If I’m really honest, Nelly has enabled me to do all these things.
Highs And Lows
Amidst all of that, we have only had one fall out this whole year. At exactly the two month mark, my stomach decided it didn’t want Nelly hanging around. Flashback fears came flooding back. Unfortunately, we were in a restaurant at the time, which was a little less than ideal. Thankfully, I had my phone in my back pocket, and had gone into the disabled toilet to throw up, instead of the ladies’ meaning that when the inevitable happened and I vomited poor Nelly into the toilet bowl, apart from the bit residing in my nose, I could SOS Lovelyman, and he was there in a flash. I had these hideous thoughts of having to walk through the restaurant like something out of a Sci-Fi Horror film snaking up out of my mouth.

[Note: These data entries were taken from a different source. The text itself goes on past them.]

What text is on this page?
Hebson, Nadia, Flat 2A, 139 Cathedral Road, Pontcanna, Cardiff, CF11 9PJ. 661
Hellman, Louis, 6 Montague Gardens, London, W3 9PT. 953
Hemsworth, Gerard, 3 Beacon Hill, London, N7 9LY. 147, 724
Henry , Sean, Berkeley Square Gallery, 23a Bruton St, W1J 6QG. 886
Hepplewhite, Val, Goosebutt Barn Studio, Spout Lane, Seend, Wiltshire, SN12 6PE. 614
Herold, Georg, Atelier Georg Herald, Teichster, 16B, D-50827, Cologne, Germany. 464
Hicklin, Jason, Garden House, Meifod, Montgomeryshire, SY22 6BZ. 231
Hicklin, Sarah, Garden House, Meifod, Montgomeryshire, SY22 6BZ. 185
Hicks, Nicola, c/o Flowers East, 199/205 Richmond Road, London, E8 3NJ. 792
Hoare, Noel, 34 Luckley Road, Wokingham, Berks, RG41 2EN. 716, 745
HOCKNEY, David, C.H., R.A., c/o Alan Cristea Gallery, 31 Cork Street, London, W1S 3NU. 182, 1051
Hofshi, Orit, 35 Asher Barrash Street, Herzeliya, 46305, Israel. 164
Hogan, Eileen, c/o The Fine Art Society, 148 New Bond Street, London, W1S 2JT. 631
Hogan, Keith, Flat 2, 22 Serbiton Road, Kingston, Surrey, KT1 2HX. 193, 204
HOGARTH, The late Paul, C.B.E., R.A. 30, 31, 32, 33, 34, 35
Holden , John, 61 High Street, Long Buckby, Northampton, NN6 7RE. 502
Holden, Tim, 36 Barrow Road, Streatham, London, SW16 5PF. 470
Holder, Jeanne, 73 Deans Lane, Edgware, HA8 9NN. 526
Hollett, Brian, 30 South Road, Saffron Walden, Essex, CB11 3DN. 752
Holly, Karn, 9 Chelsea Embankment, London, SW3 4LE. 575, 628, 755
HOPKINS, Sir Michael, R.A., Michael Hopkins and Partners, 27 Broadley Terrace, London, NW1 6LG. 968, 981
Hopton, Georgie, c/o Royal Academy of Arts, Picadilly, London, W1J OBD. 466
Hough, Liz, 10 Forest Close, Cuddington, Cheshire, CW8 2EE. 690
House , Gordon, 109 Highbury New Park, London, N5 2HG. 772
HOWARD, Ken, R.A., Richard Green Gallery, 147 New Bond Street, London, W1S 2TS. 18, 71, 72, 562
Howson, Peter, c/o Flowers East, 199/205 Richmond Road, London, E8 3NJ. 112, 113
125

Always cool in a crisis, Lovelyman came to the rescue, immediately knowing what to do, and how to rid me of the offending special effects. The very next morning, a replacement was inserted, causing far less discomfort or trauma than the first time around.
If we’re going to be pedantic about it, I suppose that makes this Nelly #2, but it’s all the same elephant to me. Whether I like it or not, I have come to accept that tube-feeding is part of my daily routine, and Nelly is a crucial piece in the big jigsaw puzzle of my present.
So perhaps you can join me in raising a glass to Nelly, and saying ‘happy first birthday’ to the elephant in my room.